MDCT coefficients; and

an order extension section that extends the order of said MDCT coefficients and generates said first signal.

11. The scalable decoding apparatus according to claim 8, further comprising a mode decision section that judges the mode of said concealing processing section using the decoded parameter outputted from said narrowband speech decoding section and obtains a decision result,

wherein said concealing processing section changes a method of generating said wideband compensation signal according to said decision result.

12. A communication terminal apparatus comprising the scalable decoding apparatus according to claim 8.

13. A base station apparatus comprising the scalable decoding apparatus according to claim 8.

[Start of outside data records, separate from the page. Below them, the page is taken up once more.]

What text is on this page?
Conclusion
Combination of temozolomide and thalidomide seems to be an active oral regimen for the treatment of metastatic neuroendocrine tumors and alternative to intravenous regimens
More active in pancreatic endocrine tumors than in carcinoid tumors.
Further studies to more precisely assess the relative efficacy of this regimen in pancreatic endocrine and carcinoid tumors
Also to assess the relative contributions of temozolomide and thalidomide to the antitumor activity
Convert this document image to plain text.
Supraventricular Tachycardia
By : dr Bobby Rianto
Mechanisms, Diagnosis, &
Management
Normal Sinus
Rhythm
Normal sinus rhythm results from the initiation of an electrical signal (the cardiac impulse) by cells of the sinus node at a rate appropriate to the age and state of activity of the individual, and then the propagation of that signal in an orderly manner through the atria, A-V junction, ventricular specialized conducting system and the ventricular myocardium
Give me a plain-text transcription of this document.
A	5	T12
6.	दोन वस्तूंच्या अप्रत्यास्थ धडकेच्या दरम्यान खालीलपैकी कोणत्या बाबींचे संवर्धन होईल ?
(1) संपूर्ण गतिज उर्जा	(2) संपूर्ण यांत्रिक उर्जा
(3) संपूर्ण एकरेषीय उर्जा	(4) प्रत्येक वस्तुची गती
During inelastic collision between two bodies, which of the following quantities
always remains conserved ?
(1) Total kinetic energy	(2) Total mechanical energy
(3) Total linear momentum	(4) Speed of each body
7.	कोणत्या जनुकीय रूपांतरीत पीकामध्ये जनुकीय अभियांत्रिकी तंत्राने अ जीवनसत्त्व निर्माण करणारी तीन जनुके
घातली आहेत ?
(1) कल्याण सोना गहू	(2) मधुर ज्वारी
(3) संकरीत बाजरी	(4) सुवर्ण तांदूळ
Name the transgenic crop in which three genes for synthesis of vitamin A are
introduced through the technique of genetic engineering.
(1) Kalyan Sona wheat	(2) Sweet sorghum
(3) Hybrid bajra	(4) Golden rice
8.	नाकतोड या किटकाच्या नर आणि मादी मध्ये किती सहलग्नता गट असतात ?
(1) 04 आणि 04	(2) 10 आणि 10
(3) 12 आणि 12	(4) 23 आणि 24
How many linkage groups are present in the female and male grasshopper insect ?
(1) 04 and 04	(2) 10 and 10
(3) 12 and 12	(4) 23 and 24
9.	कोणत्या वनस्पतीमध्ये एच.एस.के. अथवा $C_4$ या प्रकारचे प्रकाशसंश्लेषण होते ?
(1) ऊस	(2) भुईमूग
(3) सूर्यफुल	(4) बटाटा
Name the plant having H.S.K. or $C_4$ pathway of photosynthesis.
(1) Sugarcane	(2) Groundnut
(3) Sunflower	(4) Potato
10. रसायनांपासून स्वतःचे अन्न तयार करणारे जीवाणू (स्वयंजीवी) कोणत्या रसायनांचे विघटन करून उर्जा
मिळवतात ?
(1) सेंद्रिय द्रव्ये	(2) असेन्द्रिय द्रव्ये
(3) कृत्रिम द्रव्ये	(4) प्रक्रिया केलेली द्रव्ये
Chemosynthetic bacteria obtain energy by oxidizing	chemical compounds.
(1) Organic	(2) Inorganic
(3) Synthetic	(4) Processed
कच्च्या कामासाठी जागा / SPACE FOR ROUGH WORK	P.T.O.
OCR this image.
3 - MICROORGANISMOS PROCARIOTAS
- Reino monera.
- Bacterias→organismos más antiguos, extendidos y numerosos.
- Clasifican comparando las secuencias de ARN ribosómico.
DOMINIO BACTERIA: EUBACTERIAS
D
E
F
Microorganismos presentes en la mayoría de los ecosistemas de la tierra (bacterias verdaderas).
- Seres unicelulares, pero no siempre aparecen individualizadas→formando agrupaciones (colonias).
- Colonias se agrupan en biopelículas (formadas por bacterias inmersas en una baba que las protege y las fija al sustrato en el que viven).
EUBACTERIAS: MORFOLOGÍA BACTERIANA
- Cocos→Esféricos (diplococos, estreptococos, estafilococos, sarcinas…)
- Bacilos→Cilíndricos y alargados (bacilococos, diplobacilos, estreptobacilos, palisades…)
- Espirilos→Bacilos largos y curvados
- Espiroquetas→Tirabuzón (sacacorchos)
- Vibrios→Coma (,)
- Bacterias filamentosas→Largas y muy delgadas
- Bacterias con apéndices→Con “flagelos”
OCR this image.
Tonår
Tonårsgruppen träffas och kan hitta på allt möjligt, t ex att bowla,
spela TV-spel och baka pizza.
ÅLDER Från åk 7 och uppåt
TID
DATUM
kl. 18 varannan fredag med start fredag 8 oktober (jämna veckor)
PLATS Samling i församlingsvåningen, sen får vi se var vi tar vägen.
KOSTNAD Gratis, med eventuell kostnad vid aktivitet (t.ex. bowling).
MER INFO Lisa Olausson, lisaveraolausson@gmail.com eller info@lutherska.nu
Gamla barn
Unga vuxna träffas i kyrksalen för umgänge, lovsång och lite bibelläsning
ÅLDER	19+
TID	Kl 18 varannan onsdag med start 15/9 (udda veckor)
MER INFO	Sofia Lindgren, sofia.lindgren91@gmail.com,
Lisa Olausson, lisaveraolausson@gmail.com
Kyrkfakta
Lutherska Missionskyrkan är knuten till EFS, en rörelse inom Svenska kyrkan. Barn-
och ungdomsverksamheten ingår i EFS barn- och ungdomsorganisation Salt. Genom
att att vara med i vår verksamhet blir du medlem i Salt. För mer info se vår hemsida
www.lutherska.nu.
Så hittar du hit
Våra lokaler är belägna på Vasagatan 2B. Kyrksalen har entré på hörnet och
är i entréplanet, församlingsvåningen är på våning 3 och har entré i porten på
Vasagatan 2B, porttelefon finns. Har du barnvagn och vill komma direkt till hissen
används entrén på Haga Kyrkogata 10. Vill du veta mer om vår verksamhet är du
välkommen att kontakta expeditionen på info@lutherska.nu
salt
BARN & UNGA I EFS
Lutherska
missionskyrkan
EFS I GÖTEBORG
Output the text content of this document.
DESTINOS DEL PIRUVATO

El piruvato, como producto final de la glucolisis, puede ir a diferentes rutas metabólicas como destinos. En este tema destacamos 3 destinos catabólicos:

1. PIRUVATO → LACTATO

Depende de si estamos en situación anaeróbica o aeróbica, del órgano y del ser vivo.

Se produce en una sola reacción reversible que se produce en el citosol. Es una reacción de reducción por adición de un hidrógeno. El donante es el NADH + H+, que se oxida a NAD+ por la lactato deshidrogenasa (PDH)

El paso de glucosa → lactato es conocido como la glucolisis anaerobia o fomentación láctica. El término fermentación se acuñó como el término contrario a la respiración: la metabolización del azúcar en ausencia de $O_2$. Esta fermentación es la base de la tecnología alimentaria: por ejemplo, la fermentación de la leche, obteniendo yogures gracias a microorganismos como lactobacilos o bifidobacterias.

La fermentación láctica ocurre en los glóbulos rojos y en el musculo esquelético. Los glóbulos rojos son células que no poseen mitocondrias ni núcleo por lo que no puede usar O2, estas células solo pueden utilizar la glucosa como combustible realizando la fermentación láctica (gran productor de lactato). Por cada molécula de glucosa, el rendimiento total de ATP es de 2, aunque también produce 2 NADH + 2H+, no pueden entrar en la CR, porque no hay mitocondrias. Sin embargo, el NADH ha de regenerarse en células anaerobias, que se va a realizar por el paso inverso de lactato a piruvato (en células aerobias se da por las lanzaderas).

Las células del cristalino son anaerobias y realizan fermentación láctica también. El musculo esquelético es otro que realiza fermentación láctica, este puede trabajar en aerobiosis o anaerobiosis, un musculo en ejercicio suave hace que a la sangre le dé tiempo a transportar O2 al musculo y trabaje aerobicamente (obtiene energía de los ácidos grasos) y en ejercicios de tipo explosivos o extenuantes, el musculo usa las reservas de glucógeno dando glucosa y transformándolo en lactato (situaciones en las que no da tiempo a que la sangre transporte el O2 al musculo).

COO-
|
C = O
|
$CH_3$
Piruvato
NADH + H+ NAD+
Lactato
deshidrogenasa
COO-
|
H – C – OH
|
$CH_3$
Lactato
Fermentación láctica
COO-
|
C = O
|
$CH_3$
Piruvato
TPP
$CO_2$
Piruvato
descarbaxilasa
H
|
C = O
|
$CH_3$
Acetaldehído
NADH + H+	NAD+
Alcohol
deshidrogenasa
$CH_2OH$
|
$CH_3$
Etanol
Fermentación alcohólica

14. A frame loss concealing method applied to a scalable decoding method for decoding a wideband speech coded parameter using narrowband speech coded information of a narrowband speech signal and obtaining a wideband speech decoded signal using the decoded wideband speech coded parameter, said frame loss concealing method comprising the steps of:

obtaining a narrowband speech coded parameter using the narrowband speech coded information;

converting said narrowband speech coded parameter to a wideband speech coded parameter and generating a first signal using said wideband speech coded parameter;

generating a wideband concealment signal using the wideband speech coded parameter decoded in the past based on frame loss information;

removing a frequency component corresponding to the frequency band of the narrowband speech signal from said wideband concealment signal and obtaining a second signal; and

adding said first signal and said second signal and obtaining a wideband speech decoded signal.